DESCRIPTION (provided by applicant): Iron participates in a wide variety of cellular reactions and is an essential element for nearly all organisms. Iron acquisition is problematic for pathogenic bacteria, which must compete with the host for limited amounts of available iron, and bacteria typically express high affinity transport systems that are specific for their ferric or ferous iron ligands. Feo is the major ferrous iron transport system in prokaryotic organisms. It is widely distributed in eubacteria and in the Archaea, suggesting that it is a very ancient class of iron transporter. Further, the FeoB protein has GTPase and GDI domains similar to eukaryotic G proteins, and Feo may represent a primitive ancestor of modern G proteins. Despite its ubiquitous nature and potential role in bacterial pathogenesis, little is known about its structure, mechanism of transport, and biological role. Thus, it is critical to characterize this protein and its role in ferrous iron transport. These studies will be done in the pathogen Vibrio cholerae, a major cause of human morbidity and mortality. V. cholerae is an ideal model for these studies as we have the reagents and genetic tools to answer basic questions about Feo. Further, we can extend these studies to include questions about the role of Feo in host colonization and disease, which will lay the groundwork for developing new methods of blocking infection by V. cholerae. Our first specific aim is to use genetic and biochemical approaches to characterize Feo structure and its mechanism of transport. These studies will help define the essential protein components of the Feo transporter and the critical regions and amino acids within each protein. Based on these results, we will be able to test models for Feo structure and function. Our second specific aim is to characterize the accessory ferrous iron transport protein, VciB. This may provide insight into how Feo obtains its ferrous iron ligand in the periplasm. Third, we will define the mechanism of regulation of expression of the feo operon and determine its pattern of expression when the bacteria are within the host. These data will provide new information about how pathogenic bacteria coordinate the expression of their iron transport genes to allow optimal utilization of available iron sources and will also help define the environmental signals the bacteria encounter in the host.

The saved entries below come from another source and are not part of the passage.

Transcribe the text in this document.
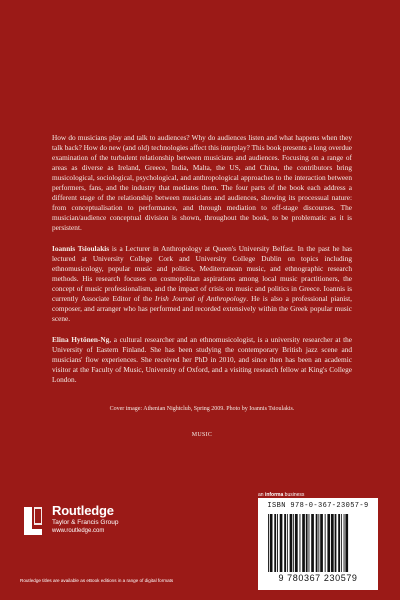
How do musicians play and talk to audiences? Why do audiences listen and what happens when they talk back? How do new (and old) technologies affect this interplay? This book presents a long overdue examination of the turbulent relationship between musicians and audiences. Focusing on a range of areas as diverse as Ireland, Greece, India, Malta, the US, and China, the contributors bring musicological, sociological, psychological, and anthropological approaches to the interaction between performers, fans, and the industry that mediates them. The four parts of the book each address a different stage of the relationship between musicians and audiences, showing its processual nature: from conceptualisation to performance, and through mediation to off-stage discourses. The musician/audience conceptual division is shown, throughout the book, to be problematic as it is persistent.

Ioannis Tsioulakis is a Lecturer in Anthropology at Queen's University Belfast. In the past he has lectured at University College Cork and University College Dublin on topics including ethnomusicology, popular music and politics, Mediterranean music, and ethnographic research methods. His research focuses on cosmopolitan aspirations among local music practitioners, the concept of music professionalism, and the impact of crisis on music and politics in Greece. Ioannis is currently Associate Editor of the Irish Journal of Anthropology. He is also a professional pianist, composer, and arranger who has performed and recorded extensively within the Greek popular music scene.

Elina Hytönen-Ng, a cultural researcher and an ethnomusicologist, is a university researcher at the University of Eastern Finland. She has been studying the contemporary British jazz scene and musicians' flow experiences. She received her PhD in 2010, and since then has been an academic visitor at the Faculty of Music, University of Oxford, and a visiting research fellow at King's College London.

Cover image: Athenian Nightclub, Spring 2009. Photo by Ioannis Tsioulakis.
MUSIC
an informa business
Routledge
Taylor & Francis Group
www.routledge.com
Routledge titles are available as eBook editions in a range of digital formats
ISBN 978-0-367-23057-9
9 780367 230579
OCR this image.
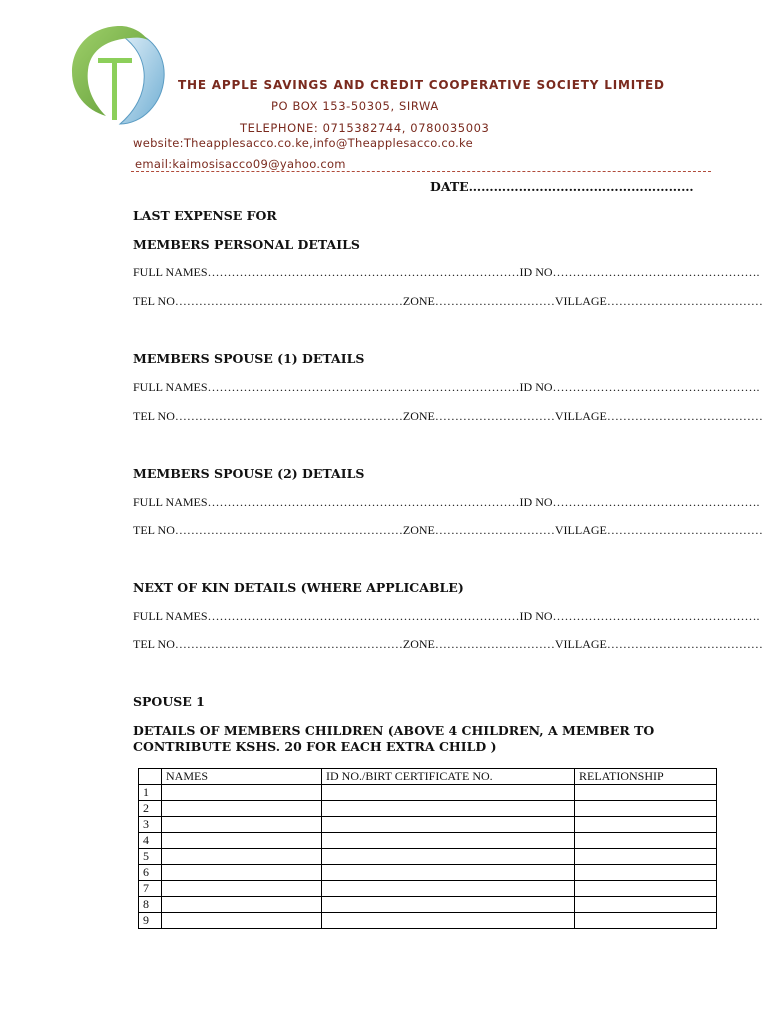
THE APPLE SAVINGS AND CREDIT COOPERATIVE SOCIETY LIMITED
PO BOX 153-50305, SIRWA
TELEPHONE: 0715382744, 0780035003
website:Theapplesacco.co.ke,info@Theapplesacco.co.ke
email:kaimosisacco09@yahoo.com
DATE………………………………………………
LAST EXPENSE FOR
MEMBERS PERSONAL DETAILS
FULL NAMES……………………………………………………………………ID NO…………………………………………….
TEL NO…………………………………………………ZONE…………………………VILLAGE…………………………………
MEMBERS SPOUSE (1) DETAILS
FULL NAMES……………………………………………………………………ID NO…………………………………………….
TEL NO…………………………………………………ZONE…………………………VILLAGE…………………………………
MEMBERS SPOUSE (2) DETAILS
FULL NAMES……………………………………………………………………ID NO…………………………………………….
TEL NO…………………………………………………ZONE…………………………VILLAGE…………………………………
NEXT OF KIN DETAILS (WHERE APPLICABLE)
FULL NAMES……………………………………………………………………ID NO…………………………………………….
TEL NO…………………………………………………ZONE…………………………VILLAGE…………………………………
SPOUSE 1
DETAILS OF MEMBERS CHILDREN (ABOVE 4 CHILDREN, A MEMBER TO CONTRIBUTE KSHS. 20 FOR EACH EXTRA CHILD )
	NAMES	ID NO./BIRT CERTIFICATE NO.	RELATIONSHIP
1			
2			
3			
4			
5			
6			
7			
8			
9			
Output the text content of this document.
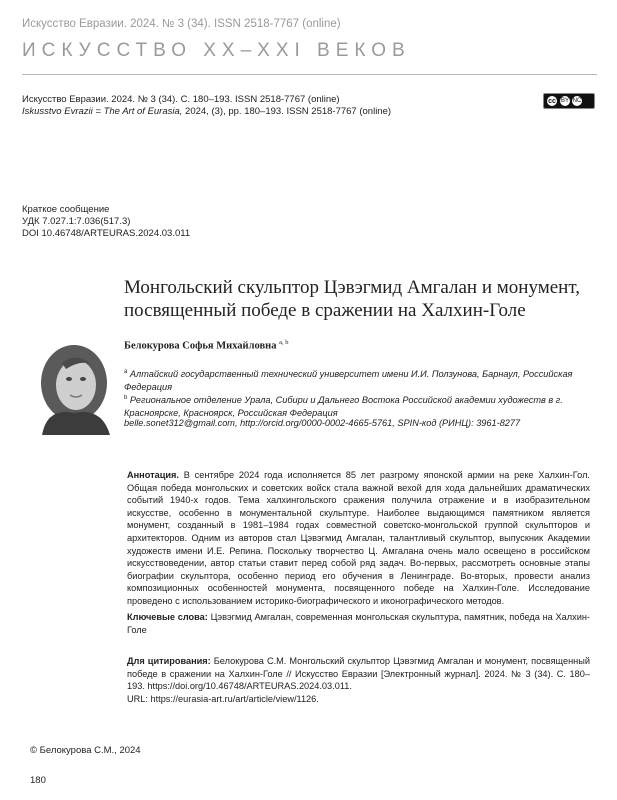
Искусство Евразии. 2024. № 3 (34). ISSN 2518-7767 (online)
ИСКУССТВО XX–XXI ВЕКОВ
Искусство Евразии. 2024. № 3 (34). С. 180–193. ISSN 2518-7767 (online)
Iskusstvo Evrazii = The Art of Eurasia, 2024, (3), pp. 180–193. ISSN 2518-7767 (online)
cc BY NC
Краткое сообщение
УДК 7.027.1:7.036(517.3)
DOI 10.46748/ARTEURAS.2024.03.011
Монгольский скульптор Цэвэгмид Амгалан и монумент, посвященный победе в сражении на Халхин-Голе
Белокурова Софья Михайловна $^{a, b}$
$^a$ Алтайский государственный технический университет имени И.И. Ползунова, Барнаул, Российская Федерация
$^b$ Региональное отделение Урала, Сибири и Дальнего Востока Российской академии художеств в г. Красноярске, Красноярск, Российская Федерация
belle.sonet312@gmail.com, http://orcid.org/0000-0002-4665-5761, SPIN-код (РИНЦ): 3961-8277
Аннотация. В сентябре 2024 года исполняется 85 лет разгрому японской армии на реке Халхин-Гол. Общая победа монгольских и советских войск стала важной вехой для хода дальнейших драматических событий 1940-х годов. Тема халхингольского сражения получила отражение и в изобразительном искусстве, особенно в монументальной скульптуре. Наиболее выдающимся памятником является монумент, созданный в 1981–1984 годах совместной советско-монгольской группой скульпторов и архитекторов. Одним из авторов стал Цэвэгмид Амгалан, талантливый скульптор, выпускник Академии художеств имени И.Е. Репина. Поскольку творчество Ц. Амгалана очень мало освещено в российском искусствоведении, автор статьи ставит перед собой ряд задач. Во-первых, рассмотреть основные этапы биографии скульптора, особенно период его обучения в Ленинграде. Во-вторых, провести анализ композиционных особенностей монумента, посвященного победе на Халхин-Голе. Исследование проведено с использованием историко-биографического и иконографического методов.
Ключевые слова: Цэвэгмид Амгалан, современная монгольская скульптура, памятник, победа на Халхин-Голе
Для цитирования: Белокурова С.М. Монгольский скульптор Цэвэгмид Амгалан и монумент, посвященный победе в сражении на Халхин-Голе // Искусство Евразии [Электронный журнал]. 2024. № 3 (34). С. 180–193. https://doi.org/10.46748/ARTEURAS.2024.03.011.
URL: https://eurasia-art.ru/art/article/view/1126.
© Белокурова С.М., 2024
180
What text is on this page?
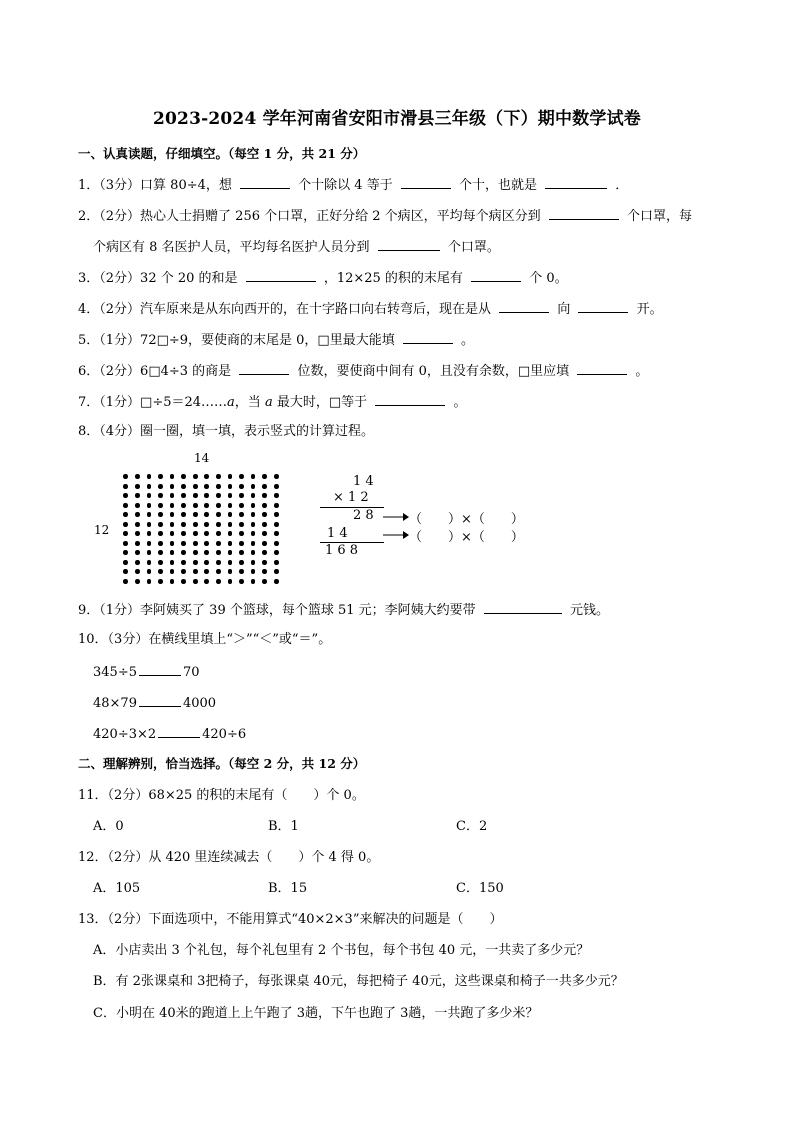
2023-2024 学年河南省安阳市滑县三年级（下）期中数学试卷
一、认真读题，仔细填空。（每空 1 分，共 21 分）
1．（3分）口算 80÷4，想	个十除以 4 等于	个十，也就是	．
2．（2分）热心人士捐赠了 256 个口罩，正好分给 2 个病区，平均每个病区分到	个口罩，每
个病区有 8 名医护人员，平均每名医护人员分到	个口罩。
3．（2分）32 个 20 的和是	，12×25 的积的末尾有	个 0。
4．（2分）汽车原来是从东向西开的，在十字路口向右转弯后，现在是从	向	开。
5．（1分）72□÷9，要使商的末尾是 0，□里最大能填	。
6．（2分）6□4÷3 的商是	位数，要使商中间有 0，且没有余数，□里应填	。
7．（1分）□÷5＝24……a，当 a 最大时，□等于	。
8．（4分）圈一圈，填一填，表示竖式的计算过程。
14
12
1 4
× 1 2
2 8
1 4
1 6 8
（　　）×（　　）
（　　）×（　　）
9．（1分）李阿姨买了 39 个篮球，每个篮球 51 元；李阿姨大约要带	元钱。
10．（3分）在横线里填上“＞”“＜”或“＝”。
345÷5	70
48×79	4000
420÷3×2	420÷6
二、理解辨别，恰当选择。（每空 2 分，共 12 分）
11．（2分）68×25 的积的末尾有（　　）个 0。
A．0	B．1	C．2
12．（2分）从 420 里连续减去（　　）个 4 得 0。
A．105	B．15	C．150
13．（2分）下面选项中，不能用算式“40×2×3”来解决的问题是（　　）
A．小店卖出 3 个礼包，每个礼包里有 2 个书包，每个书包 40 元，一共卖了多少元？
B．有 2张课桌和 3把椅子，每张课桌 40元，每把椅子 40元，这些课桌和椅子一共多少元？
C．小明在 40米的跑道上上午跑了 3趟，下午也跑了 3趟，一共跑了多少米？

描述（由申请人提供）：铁参与各种细胞反应，是几乎所有生物体的必需元素。铁的获取对于病原菌是有问题的，其必须与宿主竞争有限量的可用铁，并且细菌通常表达对其三价铁或含铁配体特异性的高亲和力转运系统。FeO是原核生物中主要的亚铁转运系统。它广泛分布于真细菌和古细菌中，表明它是一种非常古老的铁转运蛋白。此外，FeoB蛋白具有与真核G蛋白相似的GTdR和GDI结构域，并且Feo可能代表现代G蛋白的原始祖先。尽管其普遍存在的性质和潜在的作用，在细菌的发病机制，很少有人知道它的结构，运输机制和生物学作用。因此，它是至关重要的，以表征这种蛋白质和它的作用，亚铁运输。 这些研究将在病原体霍乱弧菌，人类发病率和死亡率的主要原因。霍乱弧菌是这些研究的理想模型，因为我们有试剂和遗传工具来回答关于FeO的基本问题。此外，我们可以扩展这些研究，以包括Feo在宿主定植和疾病中的作用，这将为开发阻断霍乱弧菌感染的新方法奠定基础。 我们的第一个具体目标是使用遗传和生物化学方法来表征FeO结构及其运输机制。这些研究将有助于确定FeO转运蛋白的基本蛋白组分以及每个蛋白质中的关键区域和氨基酸。基于这些结果，我们将能够测试模型的FeO结构和功能。我们的第二个具体目标是表征辅助亚铁转运蛋白VciB。这可能会提供深入了解FeO如何获得其亚铁配体在周质。第三，我们将确定feo操纵子表达的调控机制，并确定其在宿主体内的表达模式。这些数据将提供有关致病细菌如何协调其铁转运基因表达的新信息，以最佳利用可用的铁源，并将有助于定义细菌在宿主中遇到的环境信号。